Verso Sud Est la bella piramide nevosa del Piz Zupò si avvicina per altezza al Bernina. Lo stesso Coaz nel corso dei suoi rilievi ne ha stimato l’altezza in 4001 m. Nei decenni successivi, a seguito di ulteriori rilievi, perderà qualche metro e il primato di quattromila, attestandosi a quota 3996m.
La luna rischiara la lunga discesa; alle 2 di notte, dopo venti ore di scalata e duemilacinquecento metri di dislivello, il trio è di ritorno, al sicuro può festeggiare con un paio di bicchieri di “vecchio” della Valtellina.
Dopo la costruzione della Capanna Marco e Rosa nel 1913, la salita lungo la luminosa Cresta Est viene progressivamente abbandonata, a favore della più diretta via per la Spalla e la cresta Sud.







Scheda
Piz Bernina per la cresta Est
Johann Coaz, con Jon e Lorenz Ragut Tschrner il 13 settembre 1850
Dal Rifugio Marco e Rosa si traversa in direzione Nord il grande pendio glaciale della Spalla, andando a scavalcare, verso quota 3750m, il tondeggiante crinale nevoso della cresta Est della Spalla, per entrare nel vallone (attenzione ai seracchi soprastanti!) compreso tra il crinale e e la Cresta Est. Superata la crepaccia terminale il percorso segue integralmente il filo della cresta rocciosa orientale.

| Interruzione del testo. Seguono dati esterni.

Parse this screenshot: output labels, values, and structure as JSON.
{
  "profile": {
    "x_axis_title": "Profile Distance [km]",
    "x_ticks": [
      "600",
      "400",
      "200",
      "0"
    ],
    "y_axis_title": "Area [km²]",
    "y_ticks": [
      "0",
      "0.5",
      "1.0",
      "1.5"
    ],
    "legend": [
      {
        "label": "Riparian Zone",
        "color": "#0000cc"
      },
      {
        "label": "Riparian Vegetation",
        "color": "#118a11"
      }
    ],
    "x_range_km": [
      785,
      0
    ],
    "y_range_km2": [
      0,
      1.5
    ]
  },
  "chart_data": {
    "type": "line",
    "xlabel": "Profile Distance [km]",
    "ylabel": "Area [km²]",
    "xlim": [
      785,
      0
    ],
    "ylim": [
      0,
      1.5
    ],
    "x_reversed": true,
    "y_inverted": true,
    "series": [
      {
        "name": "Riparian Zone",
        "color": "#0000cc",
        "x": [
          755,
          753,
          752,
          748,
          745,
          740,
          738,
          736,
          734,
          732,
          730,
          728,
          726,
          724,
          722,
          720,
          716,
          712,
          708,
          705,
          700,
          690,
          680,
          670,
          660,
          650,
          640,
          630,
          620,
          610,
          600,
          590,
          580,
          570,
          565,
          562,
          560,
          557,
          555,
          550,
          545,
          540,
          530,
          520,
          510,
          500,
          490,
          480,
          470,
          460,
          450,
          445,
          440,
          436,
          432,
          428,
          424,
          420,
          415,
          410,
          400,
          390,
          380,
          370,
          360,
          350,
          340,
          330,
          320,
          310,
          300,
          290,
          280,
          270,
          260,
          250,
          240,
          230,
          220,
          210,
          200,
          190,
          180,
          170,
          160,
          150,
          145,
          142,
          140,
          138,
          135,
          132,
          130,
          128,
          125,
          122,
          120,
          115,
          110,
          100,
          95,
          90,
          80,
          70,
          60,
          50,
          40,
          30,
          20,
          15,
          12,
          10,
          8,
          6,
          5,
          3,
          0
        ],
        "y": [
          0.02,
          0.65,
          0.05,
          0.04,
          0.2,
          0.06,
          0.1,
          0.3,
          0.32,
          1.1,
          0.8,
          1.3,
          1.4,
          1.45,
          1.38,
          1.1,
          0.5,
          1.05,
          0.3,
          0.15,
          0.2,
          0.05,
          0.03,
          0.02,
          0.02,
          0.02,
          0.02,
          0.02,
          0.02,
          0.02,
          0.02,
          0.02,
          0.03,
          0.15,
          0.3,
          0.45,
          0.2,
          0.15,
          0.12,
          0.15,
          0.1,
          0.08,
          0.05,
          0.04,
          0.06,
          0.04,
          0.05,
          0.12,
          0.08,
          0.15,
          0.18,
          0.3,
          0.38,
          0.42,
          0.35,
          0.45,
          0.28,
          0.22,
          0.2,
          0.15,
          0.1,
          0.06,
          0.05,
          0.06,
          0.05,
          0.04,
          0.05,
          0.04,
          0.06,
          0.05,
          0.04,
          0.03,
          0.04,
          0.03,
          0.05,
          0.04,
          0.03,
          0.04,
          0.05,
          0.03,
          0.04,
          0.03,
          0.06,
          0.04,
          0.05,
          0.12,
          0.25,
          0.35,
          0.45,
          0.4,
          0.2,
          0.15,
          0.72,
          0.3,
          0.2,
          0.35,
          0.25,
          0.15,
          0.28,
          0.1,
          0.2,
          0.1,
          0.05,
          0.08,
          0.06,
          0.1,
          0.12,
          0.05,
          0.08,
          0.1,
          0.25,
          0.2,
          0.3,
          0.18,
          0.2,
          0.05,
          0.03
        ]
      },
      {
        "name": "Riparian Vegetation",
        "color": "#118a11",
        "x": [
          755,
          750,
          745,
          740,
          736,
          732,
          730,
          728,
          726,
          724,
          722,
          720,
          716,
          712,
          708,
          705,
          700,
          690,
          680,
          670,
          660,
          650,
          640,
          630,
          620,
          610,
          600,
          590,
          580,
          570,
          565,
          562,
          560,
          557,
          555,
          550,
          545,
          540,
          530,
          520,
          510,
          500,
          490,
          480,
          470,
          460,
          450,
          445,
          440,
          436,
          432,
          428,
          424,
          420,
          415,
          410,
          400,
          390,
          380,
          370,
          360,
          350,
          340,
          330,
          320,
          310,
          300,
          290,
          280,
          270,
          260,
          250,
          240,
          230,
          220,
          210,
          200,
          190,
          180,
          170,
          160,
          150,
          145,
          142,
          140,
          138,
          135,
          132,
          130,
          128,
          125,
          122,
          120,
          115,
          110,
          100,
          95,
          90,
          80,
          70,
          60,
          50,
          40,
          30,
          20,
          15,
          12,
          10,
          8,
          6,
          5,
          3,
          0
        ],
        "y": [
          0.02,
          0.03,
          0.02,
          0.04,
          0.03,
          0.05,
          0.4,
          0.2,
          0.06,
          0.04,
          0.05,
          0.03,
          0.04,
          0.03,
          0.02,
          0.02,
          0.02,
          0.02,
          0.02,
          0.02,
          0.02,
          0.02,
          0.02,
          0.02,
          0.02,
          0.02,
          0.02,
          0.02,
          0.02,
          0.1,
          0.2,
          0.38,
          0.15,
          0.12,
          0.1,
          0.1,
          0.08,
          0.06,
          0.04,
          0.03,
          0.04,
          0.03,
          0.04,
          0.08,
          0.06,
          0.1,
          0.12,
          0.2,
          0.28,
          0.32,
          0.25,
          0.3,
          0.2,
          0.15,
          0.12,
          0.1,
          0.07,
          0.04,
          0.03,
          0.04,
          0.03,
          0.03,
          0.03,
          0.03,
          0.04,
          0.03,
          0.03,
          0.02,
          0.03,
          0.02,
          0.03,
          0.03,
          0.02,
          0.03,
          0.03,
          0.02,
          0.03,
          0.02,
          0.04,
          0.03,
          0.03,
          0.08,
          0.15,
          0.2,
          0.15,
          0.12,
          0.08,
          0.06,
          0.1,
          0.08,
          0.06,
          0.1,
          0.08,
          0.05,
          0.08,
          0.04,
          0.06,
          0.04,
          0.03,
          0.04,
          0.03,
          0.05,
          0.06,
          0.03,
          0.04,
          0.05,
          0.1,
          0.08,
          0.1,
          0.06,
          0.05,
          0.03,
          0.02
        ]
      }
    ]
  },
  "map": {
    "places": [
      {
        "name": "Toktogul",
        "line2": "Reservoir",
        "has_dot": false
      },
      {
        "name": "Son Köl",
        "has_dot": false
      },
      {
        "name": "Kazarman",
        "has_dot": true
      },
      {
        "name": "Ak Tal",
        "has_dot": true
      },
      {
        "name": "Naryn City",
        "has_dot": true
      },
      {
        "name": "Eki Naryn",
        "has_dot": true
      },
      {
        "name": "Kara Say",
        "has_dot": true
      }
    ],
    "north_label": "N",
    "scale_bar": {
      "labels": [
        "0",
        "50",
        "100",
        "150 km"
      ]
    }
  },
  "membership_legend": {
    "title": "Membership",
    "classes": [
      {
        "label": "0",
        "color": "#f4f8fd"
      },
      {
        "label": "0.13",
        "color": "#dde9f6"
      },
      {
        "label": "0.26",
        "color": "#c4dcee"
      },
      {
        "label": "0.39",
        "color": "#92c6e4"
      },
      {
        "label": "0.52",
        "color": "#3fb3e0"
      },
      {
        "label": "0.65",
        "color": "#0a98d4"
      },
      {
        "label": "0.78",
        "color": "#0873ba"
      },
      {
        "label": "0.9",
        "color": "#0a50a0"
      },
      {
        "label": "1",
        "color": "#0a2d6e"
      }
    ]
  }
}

Dislivello 300m, difficoltà variabili da AD/D, passi di III
Note importanti
La salita descritta è un percorso in quota selvaggio e affascinante, anche se l’accesso alla cresta risulta oggi assai problematico e non privo di pericoli oggettivi.
La nuova geografia del disgelo cambia di continuo le condizioni della montagna. Tutto muta con una rapidità impressionante, bastano poche ore per stravolgere i percorsi un tempo ritenuti abituali e consolidati. Un invito a valutare costantemente le condizioni, passo dopo passo, a relazionarsi con l’intorno, a predisporsi all’immediata percezione di ciò che accade in ogni istante dell’ascesa.
Spetta solo all’alpinista, a chi s’addentra responsabilmente nel cuore della montagna, valutare di volta in volta le condizioni, percepire la densità di pericoli e predisporsi ai rischi conseguenti.
Se il clima soffre di un cambiamento radicale e inusitato, forse è un’occasione per riscoprire come è ancora possibile “abitare”, anche nelle forme più creative, l’imprevedibilità, per comprendere come siamo dipendenti dal clima che cambia, lontani da qualsiasi senso di certezza.